RELATED: Looking for ways to help others in Philadelphia? Check out our Do Something guides, with tons of ideas for how to lend a hand to those in need. 

Caring for the group is also caring for ourselves

He also wisely accounts for those people who have done nothing but connect and serve others during Covid—talking to you, teachers, first responders and vital-sector workers. Even these careworn and burned-out professionals could still benefit from days off to serve differently, Zaki argues: It’s a question of time and freedom to choose what sort of activity might fulfill them, rather than simply be one more responsibility. It’s a question of “making space for intention.”

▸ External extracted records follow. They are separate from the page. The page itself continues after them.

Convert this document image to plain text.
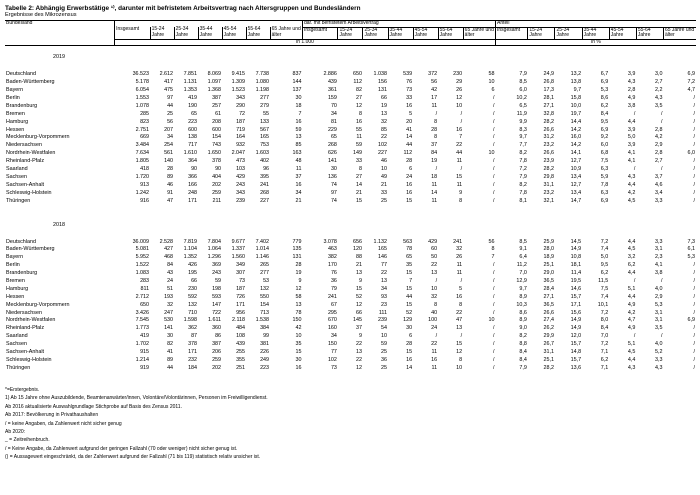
Tabelle 2: Abhängig Erwerbstätige ¹⁾, darunter mit befristetem Arbeitsvertrag nach Altersgruppen und Bundesländern
Ergebnisse des Mikrozensus
Bundesland								dar. mit befristetem Arbeitsvertrag							Anteil						
	Insgesamt	15-24 Jahre	25-34 Jahre	35-44 Jahre	45-54 Jahre	55-64 Jahre	65 Jahre und älter	Insgesamt	15-24 Jahre	25-34 Jahre	35-44 Jahre	45-54 Jahre	55-64 Jahre	65 Jahre und älter	Insgesamt	15-24 Jahre	25-34 Jahre	35-44 Jahre	45-54 Jahre	55-64 Jahre	65 Jahre und älter
	in 1.000														in %						

2019																					

Deutschland	36.523	2.612	7.851	8.069	9.415	7.738	837	2.886	650	1.038	539	372	230	58	7,9	24,9	13,2	6,7	3,9	3,0	6,9
Baden-Württemberg	5.178	417	1.131	1.097	1.309	1.080	144	439	112	156	76	56	29	10	8,5	26,8	13,8	6,9	4,3	2,7	7,2
Bayern	6.054	475	1.353	1.368	1.523	1.198	137	361	82	131	73	42	26	6	6,0	17,3	9,7	5,3	2,8	2,2	4,7
Berlin	1.553	97	419	387	343	277	30	159	27	66	33	17	12	/	10,2	28,1	15,8	8,6	4,9	4,3	/
Brandenburg	1.078	44	190	257	290	279	18	70	12	19	16	11	10	/	6,5	27,1	10,0	6,2	3,8	3,5	/
Bremen	285	25	65	61	72	55	7	34	8	13	5	/	/	/	11,9	32,8	19,7	8,4	/	/	/
Hamburg	823	56	223	208	187	133	16	81	16	32	20	8	/	/	9,9	28,2	14,4	9,5	4,4	/	/
Hessen	2.751	207	600	600	719	567	59	229	55	85	41	28	16	/	8,3	26,6	14,2	6,9	3,9	2,8	/
Mecklenburg-Vorpommern	669	34	138	154	164	165	13	65	11	22	14	8	7	/	9,7	31,2	16,0	9,2	5,0	4,2	/
Niedersachsen	3.484	254	717	743	932	753	85	268	59	102	44	37	22	/	7,7	23,2	14,2	6,0	3,9	2,9	/
Nordrhein-Westfalen	7.634	561	1.610	1.650	2.047	1.603	163	626	149	227	112	84	44	10	8,2	26,6	14,1	6,8	4,1	2,8	6,0
Rheinland-Pfalz	1.805	140	364	378	473	402	48	141	33	46	28	19	11	/	7,8	23,9	12,7	7,5	4,1	2,7	/
Saarland	418	28	90	90	103	96	11	30	8	10	6	/	/	/	7,2	28,2	10,9	6,3	/	/	/
Sachsen	1.720	89	366	404	429	395	37	136	27	49	24	18	15	/	7,9	29,8	13,4	5,9	4,3	3,7	/
Sachsen-Anhalt	913	46	166	202	243	241	16	74	14	21	16	11	11	/	8,2	31,1	12,7	7,8	4,4	4,6	/
Schleswig-Holstein	1.242	91	248	259	343	268	34	97	21	33	16	14	9	/	7,8	23,2	13,4	6,3	4,2	3,4	/
Thüringen	916	47	171	211	239	227	21	74	15	25	15	11	8	/	8,1	32,1	14,7	6,9	4,5	3,3	/

2018																					

Deutschland	36.009	2.528	7.819	7.804	9.677	7.402	779	3.078	656	1.132	563	429	241	56	8,5	25,9	14,5	7,2	4,4	3,3	7,3
Baden-Württemberg	5.081	427	1.104	1.064	1.337	1.014	135	463	120	165	78	60	32	8	9,1	28,0	14,9	7,4	4,5	3,1	6,1
Bayern	5.952	468	1.352	1.296	1.560	1.146	131	382	88	146	65	50	26	7	6,4	18,9	10,8	5,0	3,2	2,3	5,3
Berlin	1.522	84	426	369	349	265	28	170	21	77	35	22	11	/	11,2	25,1	18,1	9,5	6,2	4,1	/
Brandenburg	1.083	43	195	243	307	277	19	76	13	22	15	13	11	/	7,0	29,0	11,4	6,2	4,4	3,8	/
Bremen	283	24	66	59	73	53	9	36	9	13	7	/	/	/	12,9	36,5	19,5	11,5	/	/	/
Hamburg	811	51	230	198	187	132	12	79	15	34	15	10	5	/	9,7	28,4	14,6	7,5	5,1	4,0	/
Hessen	2.712	193	592	593	726	550	58	241	52	93	44	32	16	/	8,9	27,1	15,7	7,4	4,4	2,9	/
Mecklenburg-Vorpommern	650	32	132	147	171	154	13	67	12	23	15	8	8	/	10,3	36,5	17,1	10,1	4,9	5,3	/
Niedersachsen	3.426	247	710	722	956	713	78	295	66	111	52	40	22	/	8,6	26,6	15,6	7,2	4,2	3,1	/
Nordrhein-Westfalen	7.545	530	1.598	1.611	2.118	1.538	150	670	145	239	129	100	47	10	8,9	27,4	14,9	8,0	4,7	3,1	6,9
Rheinland-Pfalz	1.773	141	362	360	484	384	42	160	37	54	30	24	13	/	9,0	26,2	14,9	8,4	4,9	3,5	/
Saarland	419	30	87	86	108	99	10	34	9	10	6	/	/	/	8,2	29,9	12,0	7,0	/	/	/
Sachsen	1.702	82	378	387	439	381	35	150	22	59	28	22	15	/	8,8	26,7	15,7	7,2	5,1	4,0	/
Sachsen-Anhalt	915	41	171	206	255	226	15	77	13	25	15	11	12	/	8,4	31,1	14,8	7,1	4,5	5,2	/
Schleswig-Holstein	1.214	89	232	259	355	249	30	102	22	36	16	16	8	/	8,4	25,1	15,7	6,2	4,4	3,3	/
Thüringen	919	44	184	202	251	223	16	73	12	25	14	11	10	/	7,9	28,2	13,6	7,1	4,3	4,3	/
*=Erstergebnis.
1) Ab 15 Jahre ohne Auszubildende, Beamtenanwärter/innen, Volontäre/Volontärinnen, Personen im Freiwilligendienst.
Ab 2016 aktualisierte Auswahlgrundlage Stichprobe auf Basis des Zensus 2011.
Ab 2017: Bevölkerung in Privathaushalten
/ = keine Angaben, da Zahlenwert nicht sicher genug
Ab 2020:
_ = Zeitreihenbruch.
/ = Keine Angabe, da Zahlenwert aufgrund der geringen Fallzahl (70 oder weniger) nicht sicher genug ist.
() = Aussagewert eingeschränkt, da der Zahlenwert aufgrund der Fallzahl (71 bis 119) statistisch relativ unsicher ist.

Along these lines, it’s easy to also make the case that students might benefit from other-care days, too. I’m thinking of our children, who have lost so much sense of connection, community and togetherness with each other and with their world over these past few years. What might a day or week of service with a friend or parent or teacher teach them? What might a City Year model, or even just a sliver of that model, do for more children right now? What perspective can other-days bring, what connections might they foster, what sparks might they ignite, what friendships could be born? We can’t replace what they’ve lost, but we can give them new ways to cope and reconnect.

In the end, though, I think the most transformative idea Zaki spotlights is on an individual level, a reframing in our own minds about other-care, and how it’s so deeply connected to our own well-being that the line between other and self is, as Zaki puts it, “blurrier than we might realize.”

“Other-care is the necessary sequel to the self-care craze; it’s the answer to everything that turning inward (or slapping on a face mask) hasn’t answered, because it can’t.”

This makes even more sense when you understand, as Zaki does, that originally, self-care was born out of a long-term focus on the wellbeing of the group, on others. The seeds of self-care were planted by Black female activists, women who understood that the act of caring for themselves was defiance against the oppression that denied their personhood; self-care was therefore also about changing life for an entire segment of humanity.

Fast forward to the now, when the idea of self-care is not only pervasive far beyond the activist set, but has been so madly muddled and marketed over the years (ahem) that it’s a different beast entirely. Not all bad, of course (self-care is, as Zaki writes, “vital,” and anyway, who can argue with the increase in attention paid to our mental health?), but it nevertheless seems like this is the perfect moment for the inverse lesson to now take hold in our hearts: Caring for the group is also caring for ourselves. We are the group. The group is us.

RELATED: Donating peanut butter! Organizing virtual food drives! Sorting cans! Here are 15 simple things you can do now to help the hungry and food-insecure citizens of Philadelphia.

The truth here is that other-care days aren’t just about duty, or altruism, or following in the footsteps of our heroes—of course, those motivations are great and important, too. But other-care days are about those beaten-down spirits that we’ve spent years now trying to mend. Other-care is the necessary sequel to the self-care craze; it’s the answer to everything that turning inward (or slapping on a face mask, or whatever) hasn’t answered, because it can’t.

Zaki frames other-care days as a way out of Covid malaise. I think they’re that and more. What the pandemic did was show us how connected we all really are to one another, how reliant we are on each other for happiness and well-being and fulfillment. It’s a lesson we badly needed long before Covid crashed into our lives. And now that we’ve learned it the hard (long, boring, painful) way, we just need to act like it.